Duo Egri & PertisによるLisztの2台ピアノのためのオペラ編曲集

Duo Egri & Pertis

これも前回と同じくHungarotonのセールで買ったもので、Lisztの2台ピアノと4手連弾のためのオペラ編曲集。(一口に編曲といっても原題ではfantasy, reminiscence, transcriptionなどいろいろあるのはいつもの通り。)曲はドン・ジョヴァンニの回想、ノルマの回想、ヘクサメロン、「夢遊病の女」幻想曲など全10曲(2枚組)。一応これでLisztの2台ピアノ&4手連弾版のオペラ編曲全集になるとのこと。演奏はDuo Egri & Pertis(デュオ・エグリ・ペルティシュ)。'98年リリース。

この中で一番興味があったのはノルマの回想で、実は2台ピアノ版は初めて聴くのですが(というか今回のCDはほとんどがそう)、正直これは肩透かしでした。と言っても演奏ではなく曲(編曲)の問題で、まず1台版に比べるとあちこちかなり簡略化されていて、一番目立つところでは中間部の緩徐的な2つのアリアに基づく部分がバッサリなくなっていますし、クライマックスの「戦争だ!」の部分は肝心の3回目の繰り返しがカット。(独奏では至難となるこの部分が2台ピアノではどうスムーズに弾かれるか聴きたかったのですが…。)一体に2台ピアノ盤では、各パートが独奏版ほどのヴィルトゥオージティを必要としないながらも、2台合わさることにより1台版以上に演奏効果が上がるのを期待するのですが、このノルマに関しては1台版よりさらに各パッセージなどがショボくなっている気がして、聴く方にしたら2台にしたメリットがほとんど感じられません。
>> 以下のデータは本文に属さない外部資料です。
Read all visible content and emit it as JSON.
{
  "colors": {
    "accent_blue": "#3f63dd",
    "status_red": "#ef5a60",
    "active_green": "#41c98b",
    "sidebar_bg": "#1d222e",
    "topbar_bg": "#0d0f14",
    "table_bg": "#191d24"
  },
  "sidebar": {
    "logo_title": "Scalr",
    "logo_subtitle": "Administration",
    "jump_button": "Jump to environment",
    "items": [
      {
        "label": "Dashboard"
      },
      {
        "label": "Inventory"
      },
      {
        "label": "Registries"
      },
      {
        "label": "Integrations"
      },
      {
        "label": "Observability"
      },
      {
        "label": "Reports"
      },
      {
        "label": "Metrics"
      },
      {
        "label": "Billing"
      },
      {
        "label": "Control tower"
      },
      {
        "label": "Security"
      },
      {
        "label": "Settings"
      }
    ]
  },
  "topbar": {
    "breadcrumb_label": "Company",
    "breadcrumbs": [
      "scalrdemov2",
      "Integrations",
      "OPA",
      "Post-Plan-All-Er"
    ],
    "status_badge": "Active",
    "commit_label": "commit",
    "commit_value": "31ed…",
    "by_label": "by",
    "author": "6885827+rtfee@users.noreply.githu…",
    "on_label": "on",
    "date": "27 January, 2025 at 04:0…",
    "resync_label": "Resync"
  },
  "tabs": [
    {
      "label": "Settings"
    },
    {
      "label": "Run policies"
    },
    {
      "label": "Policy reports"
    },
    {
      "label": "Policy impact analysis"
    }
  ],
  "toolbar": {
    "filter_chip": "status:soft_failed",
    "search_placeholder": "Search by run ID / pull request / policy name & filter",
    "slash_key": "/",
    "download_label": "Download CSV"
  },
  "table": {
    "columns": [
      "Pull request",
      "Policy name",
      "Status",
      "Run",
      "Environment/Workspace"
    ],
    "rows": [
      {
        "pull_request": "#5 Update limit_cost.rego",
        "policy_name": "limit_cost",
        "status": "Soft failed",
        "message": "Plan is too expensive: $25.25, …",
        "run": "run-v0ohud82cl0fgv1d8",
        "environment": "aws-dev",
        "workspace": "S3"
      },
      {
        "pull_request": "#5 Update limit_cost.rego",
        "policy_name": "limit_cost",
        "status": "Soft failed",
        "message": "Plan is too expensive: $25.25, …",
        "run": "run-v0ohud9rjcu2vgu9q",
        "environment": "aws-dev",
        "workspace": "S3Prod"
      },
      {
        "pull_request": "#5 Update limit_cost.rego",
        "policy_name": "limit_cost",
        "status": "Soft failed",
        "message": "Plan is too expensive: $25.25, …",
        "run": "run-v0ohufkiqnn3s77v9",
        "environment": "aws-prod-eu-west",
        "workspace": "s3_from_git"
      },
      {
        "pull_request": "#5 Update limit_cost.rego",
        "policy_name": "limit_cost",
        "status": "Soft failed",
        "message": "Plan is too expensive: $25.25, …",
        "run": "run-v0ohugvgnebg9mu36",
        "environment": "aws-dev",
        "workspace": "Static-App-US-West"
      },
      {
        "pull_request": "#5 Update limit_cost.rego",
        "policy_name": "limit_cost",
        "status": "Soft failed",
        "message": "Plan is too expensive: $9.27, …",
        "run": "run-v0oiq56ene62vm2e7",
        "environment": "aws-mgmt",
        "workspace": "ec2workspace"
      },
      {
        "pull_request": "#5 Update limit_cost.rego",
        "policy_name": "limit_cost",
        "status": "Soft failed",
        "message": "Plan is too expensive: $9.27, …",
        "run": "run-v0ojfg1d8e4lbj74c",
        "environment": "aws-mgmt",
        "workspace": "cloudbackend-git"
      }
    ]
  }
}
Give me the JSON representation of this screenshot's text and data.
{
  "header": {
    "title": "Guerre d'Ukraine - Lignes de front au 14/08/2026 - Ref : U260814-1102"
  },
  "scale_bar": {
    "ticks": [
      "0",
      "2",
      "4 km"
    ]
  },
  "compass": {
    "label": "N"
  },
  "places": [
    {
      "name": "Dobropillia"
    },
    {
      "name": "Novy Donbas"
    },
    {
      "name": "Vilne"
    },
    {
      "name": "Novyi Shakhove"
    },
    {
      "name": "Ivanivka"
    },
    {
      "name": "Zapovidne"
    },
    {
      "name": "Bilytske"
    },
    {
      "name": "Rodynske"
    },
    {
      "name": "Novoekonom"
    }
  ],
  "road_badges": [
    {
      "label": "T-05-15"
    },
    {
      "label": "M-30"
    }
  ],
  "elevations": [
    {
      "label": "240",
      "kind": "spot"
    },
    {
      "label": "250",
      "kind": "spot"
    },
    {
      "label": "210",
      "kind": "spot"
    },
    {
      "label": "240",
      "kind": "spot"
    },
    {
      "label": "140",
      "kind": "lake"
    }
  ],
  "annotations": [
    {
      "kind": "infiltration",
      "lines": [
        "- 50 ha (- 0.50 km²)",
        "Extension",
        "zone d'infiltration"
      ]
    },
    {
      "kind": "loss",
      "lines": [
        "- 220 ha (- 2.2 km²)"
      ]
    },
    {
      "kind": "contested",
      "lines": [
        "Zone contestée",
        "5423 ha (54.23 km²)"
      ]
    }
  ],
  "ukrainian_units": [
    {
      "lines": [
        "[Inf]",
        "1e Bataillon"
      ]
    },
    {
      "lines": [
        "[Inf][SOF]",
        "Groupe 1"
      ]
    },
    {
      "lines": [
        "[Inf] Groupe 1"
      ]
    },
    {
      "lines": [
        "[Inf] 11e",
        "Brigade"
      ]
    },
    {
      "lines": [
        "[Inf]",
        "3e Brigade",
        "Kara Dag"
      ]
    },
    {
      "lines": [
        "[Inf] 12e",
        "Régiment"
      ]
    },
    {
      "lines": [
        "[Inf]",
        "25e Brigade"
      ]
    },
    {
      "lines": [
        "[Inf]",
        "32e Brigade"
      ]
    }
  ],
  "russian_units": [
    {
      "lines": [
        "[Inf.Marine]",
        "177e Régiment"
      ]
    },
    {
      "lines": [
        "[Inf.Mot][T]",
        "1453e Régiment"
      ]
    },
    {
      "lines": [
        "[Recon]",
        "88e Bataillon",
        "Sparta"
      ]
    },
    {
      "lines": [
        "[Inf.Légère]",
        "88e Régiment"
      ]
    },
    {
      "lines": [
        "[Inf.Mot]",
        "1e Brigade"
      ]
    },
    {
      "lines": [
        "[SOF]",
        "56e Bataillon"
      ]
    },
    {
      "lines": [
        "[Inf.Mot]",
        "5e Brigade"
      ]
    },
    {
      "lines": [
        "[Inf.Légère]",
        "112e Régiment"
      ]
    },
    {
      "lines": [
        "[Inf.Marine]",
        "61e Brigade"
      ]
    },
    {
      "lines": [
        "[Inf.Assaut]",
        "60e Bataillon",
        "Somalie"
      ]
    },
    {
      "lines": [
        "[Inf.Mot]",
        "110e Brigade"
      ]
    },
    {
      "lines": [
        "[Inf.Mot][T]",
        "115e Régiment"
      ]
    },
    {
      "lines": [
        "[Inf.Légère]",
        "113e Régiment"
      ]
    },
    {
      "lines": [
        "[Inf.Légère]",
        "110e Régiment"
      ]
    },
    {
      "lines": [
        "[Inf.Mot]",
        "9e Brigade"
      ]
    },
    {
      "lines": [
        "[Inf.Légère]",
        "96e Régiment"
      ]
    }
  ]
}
ただそれ以外の曲は予想以上によくて、たとえばドン・ジョヴァンニはノルマと違って2台ピアノのメリットが感じられる編曲で、独奏版ではなかったようなフレーズも少し挟まっていたりして、独奏版とは違った魅力があります。(ちなみにこの曲は昔Labeque姉妹盤を買ってましたがあまり聴いておらず、この機会に久しぶりに聴き直してみたところ、アプローチは違いますがLabeque盤も結構面白い演奏でした。)特に気に入ったのがヘクサメロンで、これは独奏版より変奏が少なくて簡潔になっているのですが、華麗な技巧はそのままで、より引き締まってまとまりがある曲に仕上がっている気がします。(これは私が独奏版をそれほど好きでないせいもあると思いますが。)

ちなみに演奏はいずれも満足がいくもので、何でもこのCDは'98年の'International Liszt Record Grand Prix'に選ばれているそうですが、それもわかる気がします(と言ってもどういう素性の賞なのかよく知りませんが(笑))。